Réunis en conclave depuis mercredi dans la chapelle Sixtine, les 133 cardinaux électeurs n’ont pas réussi à se mettre d’accord sur le successeur du pape François, décédé le 21 avril dernier.
Première fumée noire, nouveau vote prévu
Après un premier tour de scrutin infructueux, la fumée sortie de la cheminée de la chapelle Sixtine est restée noire, signalant que le conclave n’avait pas encore abouti à un consensus. Les cardinaux devront donc se réunir de nouveau ce jeudi pour un nouveau vote.
Le cardinal Fridolin Ambongo, figure africaine influente
Parmi les électeurs figurait notamment le cardinal Fridolin Ambongo, archevêque de Kinshasa en République démocratique du Congo. À 65 ans, ce prélat africain est l’une des personnalités montantes de l’Église catholique sur le continent.

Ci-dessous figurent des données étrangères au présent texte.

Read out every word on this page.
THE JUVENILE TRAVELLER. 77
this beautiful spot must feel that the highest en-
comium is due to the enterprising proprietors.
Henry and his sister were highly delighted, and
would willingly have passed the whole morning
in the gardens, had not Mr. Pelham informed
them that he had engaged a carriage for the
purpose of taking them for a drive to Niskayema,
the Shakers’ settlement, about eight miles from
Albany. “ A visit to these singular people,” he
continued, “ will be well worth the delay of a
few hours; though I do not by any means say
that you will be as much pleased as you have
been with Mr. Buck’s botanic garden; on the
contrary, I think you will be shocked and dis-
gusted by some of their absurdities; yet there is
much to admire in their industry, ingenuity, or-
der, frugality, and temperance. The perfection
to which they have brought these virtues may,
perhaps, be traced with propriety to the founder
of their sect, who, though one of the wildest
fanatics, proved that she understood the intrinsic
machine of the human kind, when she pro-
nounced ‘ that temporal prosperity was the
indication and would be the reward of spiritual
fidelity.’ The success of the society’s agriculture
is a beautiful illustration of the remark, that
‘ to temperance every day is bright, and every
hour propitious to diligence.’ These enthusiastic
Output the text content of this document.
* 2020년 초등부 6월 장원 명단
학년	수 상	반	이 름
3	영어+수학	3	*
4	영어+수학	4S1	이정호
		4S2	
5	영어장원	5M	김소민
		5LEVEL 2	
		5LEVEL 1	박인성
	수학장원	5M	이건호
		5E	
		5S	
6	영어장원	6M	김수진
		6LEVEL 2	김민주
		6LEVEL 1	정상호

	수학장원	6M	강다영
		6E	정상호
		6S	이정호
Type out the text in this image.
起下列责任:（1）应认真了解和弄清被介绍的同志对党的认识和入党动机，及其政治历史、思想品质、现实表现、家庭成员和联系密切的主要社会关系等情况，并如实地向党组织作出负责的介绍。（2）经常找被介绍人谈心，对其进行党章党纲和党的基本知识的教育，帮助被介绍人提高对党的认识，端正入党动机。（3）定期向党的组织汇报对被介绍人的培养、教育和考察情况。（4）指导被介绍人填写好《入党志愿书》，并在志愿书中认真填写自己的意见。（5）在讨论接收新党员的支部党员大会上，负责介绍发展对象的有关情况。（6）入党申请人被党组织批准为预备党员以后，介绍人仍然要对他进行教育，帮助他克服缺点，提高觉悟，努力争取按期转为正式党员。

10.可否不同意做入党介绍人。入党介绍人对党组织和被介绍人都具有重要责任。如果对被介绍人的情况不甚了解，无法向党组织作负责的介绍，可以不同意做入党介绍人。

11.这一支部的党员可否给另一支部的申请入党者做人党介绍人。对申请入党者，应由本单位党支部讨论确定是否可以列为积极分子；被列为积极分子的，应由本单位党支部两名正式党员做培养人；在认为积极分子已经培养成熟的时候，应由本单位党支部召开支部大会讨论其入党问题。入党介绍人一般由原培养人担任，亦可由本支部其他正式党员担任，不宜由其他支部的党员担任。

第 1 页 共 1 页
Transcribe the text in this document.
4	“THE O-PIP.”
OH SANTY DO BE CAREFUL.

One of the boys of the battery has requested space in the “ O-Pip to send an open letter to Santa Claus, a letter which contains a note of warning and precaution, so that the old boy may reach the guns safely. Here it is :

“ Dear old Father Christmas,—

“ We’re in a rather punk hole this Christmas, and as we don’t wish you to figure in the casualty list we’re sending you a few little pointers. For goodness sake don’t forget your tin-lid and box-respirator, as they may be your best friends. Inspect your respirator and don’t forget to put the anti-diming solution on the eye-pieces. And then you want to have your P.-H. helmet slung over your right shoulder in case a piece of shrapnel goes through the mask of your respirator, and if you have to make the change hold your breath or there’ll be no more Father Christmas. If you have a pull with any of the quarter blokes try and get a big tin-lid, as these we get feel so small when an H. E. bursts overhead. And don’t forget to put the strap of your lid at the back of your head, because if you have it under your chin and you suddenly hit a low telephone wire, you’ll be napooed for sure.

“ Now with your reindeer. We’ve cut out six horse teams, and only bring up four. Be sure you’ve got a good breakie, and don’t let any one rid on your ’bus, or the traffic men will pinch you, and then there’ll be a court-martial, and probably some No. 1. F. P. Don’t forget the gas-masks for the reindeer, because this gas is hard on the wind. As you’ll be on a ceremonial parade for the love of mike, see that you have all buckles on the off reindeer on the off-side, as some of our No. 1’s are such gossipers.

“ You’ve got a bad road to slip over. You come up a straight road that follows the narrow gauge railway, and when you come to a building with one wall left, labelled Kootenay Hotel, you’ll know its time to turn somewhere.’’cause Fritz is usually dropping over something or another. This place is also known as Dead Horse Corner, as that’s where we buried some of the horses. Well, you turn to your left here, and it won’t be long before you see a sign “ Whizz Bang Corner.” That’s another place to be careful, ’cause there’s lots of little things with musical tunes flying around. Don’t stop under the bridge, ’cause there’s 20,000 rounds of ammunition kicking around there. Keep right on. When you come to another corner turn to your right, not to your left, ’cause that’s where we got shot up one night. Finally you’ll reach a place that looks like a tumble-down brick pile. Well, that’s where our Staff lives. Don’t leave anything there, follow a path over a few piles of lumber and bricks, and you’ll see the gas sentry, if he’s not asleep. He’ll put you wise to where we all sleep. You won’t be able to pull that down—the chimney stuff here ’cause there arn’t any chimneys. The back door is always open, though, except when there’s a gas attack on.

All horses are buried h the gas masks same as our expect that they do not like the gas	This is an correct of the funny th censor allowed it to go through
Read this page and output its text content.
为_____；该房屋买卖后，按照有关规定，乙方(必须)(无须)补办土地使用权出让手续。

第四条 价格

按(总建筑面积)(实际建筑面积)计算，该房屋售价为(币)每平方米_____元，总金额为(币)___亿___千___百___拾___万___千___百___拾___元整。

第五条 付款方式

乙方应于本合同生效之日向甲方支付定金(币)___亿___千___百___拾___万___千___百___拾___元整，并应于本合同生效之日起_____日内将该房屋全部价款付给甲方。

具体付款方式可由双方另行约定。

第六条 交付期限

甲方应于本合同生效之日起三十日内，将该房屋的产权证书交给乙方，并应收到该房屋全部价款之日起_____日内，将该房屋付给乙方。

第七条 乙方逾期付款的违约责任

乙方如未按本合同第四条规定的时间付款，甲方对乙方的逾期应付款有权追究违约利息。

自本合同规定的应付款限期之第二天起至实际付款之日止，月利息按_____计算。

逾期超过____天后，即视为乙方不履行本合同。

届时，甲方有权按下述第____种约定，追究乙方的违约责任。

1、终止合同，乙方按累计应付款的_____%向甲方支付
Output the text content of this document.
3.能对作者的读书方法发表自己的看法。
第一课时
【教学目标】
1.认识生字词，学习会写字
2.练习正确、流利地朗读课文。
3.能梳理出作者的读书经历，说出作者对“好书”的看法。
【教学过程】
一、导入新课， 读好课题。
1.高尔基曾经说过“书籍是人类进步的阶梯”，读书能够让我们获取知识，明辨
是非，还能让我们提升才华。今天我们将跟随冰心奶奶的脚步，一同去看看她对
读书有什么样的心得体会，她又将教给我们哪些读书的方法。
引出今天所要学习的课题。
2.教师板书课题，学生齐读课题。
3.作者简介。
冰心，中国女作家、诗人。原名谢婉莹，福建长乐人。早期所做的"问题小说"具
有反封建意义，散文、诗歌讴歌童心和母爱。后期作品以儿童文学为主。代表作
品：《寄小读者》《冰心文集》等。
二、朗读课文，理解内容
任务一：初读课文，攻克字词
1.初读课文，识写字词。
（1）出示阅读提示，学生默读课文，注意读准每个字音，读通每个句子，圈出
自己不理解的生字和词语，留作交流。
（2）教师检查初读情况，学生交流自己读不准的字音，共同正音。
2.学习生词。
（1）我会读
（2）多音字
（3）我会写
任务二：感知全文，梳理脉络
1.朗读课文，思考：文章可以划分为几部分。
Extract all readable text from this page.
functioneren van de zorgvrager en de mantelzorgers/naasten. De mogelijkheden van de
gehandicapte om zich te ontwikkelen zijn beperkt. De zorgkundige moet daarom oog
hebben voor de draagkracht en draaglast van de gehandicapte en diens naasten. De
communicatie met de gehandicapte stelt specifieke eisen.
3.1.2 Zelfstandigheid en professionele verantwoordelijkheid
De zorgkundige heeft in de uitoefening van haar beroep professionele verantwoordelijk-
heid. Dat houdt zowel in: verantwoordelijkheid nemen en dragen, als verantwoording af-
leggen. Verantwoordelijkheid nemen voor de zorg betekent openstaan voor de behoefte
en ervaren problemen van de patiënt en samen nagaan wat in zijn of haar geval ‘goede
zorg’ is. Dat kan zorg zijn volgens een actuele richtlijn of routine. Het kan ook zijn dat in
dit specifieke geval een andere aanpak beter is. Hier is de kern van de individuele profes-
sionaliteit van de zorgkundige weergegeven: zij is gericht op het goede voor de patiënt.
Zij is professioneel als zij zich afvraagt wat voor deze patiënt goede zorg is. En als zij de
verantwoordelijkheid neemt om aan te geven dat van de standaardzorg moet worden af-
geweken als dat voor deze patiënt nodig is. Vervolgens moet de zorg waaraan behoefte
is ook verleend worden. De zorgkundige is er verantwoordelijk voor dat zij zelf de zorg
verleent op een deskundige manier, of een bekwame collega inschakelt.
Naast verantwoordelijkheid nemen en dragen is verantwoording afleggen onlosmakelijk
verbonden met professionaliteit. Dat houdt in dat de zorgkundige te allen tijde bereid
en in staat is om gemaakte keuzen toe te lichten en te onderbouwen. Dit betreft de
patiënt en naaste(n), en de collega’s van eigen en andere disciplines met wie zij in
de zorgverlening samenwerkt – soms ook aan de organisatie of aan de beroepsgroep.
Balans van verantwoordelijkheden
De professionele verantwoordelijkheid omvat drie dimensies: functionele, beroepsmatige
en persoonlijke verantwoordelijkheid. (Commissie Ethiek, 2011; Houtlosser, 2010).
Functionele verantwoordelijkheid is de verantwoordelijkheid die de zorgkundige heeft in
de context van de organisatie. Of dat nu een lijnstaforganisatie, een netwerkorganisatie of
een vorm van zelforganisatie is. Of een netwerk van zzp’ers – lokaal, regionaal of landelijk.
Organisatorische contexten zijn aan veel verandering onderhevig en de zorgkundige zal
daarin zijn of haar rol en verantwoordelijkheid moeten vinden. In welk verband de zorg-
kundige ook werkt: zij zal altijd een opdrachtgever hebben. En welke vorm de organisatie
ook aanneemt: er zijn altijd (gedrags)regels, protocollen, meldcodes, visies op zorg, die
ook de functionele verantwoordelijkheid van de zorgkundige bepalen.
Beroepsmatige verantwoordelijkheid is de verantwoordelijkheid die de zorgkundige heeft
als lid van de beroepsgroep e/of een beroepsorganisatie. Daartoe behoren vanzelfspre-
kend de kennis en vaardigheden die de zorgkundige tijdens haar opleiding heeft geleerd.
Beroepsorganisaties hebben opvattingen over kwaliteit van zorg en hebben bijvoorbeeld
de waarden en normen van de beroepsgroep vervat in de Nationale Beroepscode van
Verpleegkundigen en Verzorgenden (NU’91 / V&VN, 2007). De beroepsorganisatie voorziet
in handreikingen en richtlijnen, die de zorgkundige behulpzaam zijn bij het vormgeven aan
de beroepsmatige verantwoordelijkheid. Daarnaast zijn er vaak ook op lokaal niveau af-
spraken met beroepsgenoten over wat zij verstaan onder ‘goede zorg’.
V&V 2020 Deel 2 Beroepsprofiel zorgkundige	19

Un processus décisif pour l’avenir de l’Église
Conformément au droit canonique, les cardinaux ont la lourde responsabilité d’élire le 267e souverain pontife, dont le choix aura une incidence majeure sur la vie de l’Église catholique romaine dans les années à venir.
Un conclave dans un contexte de deuil
Cette élection intervient dans un contexte de deuil, le pape François étant décédé le 21 avril dernier, au lendemain de la fête de Pâques. Elle s’annonce donc comme un moment charnière pour l’institution ecclésiale.
Malgré cet échec initial, les cardinaux électeurs devront poursuivre leurs délibérations afin de désigner le prochain leader spirituel de l’Église catholique, un choix qui orientera profondément son avenir dans les années à venir.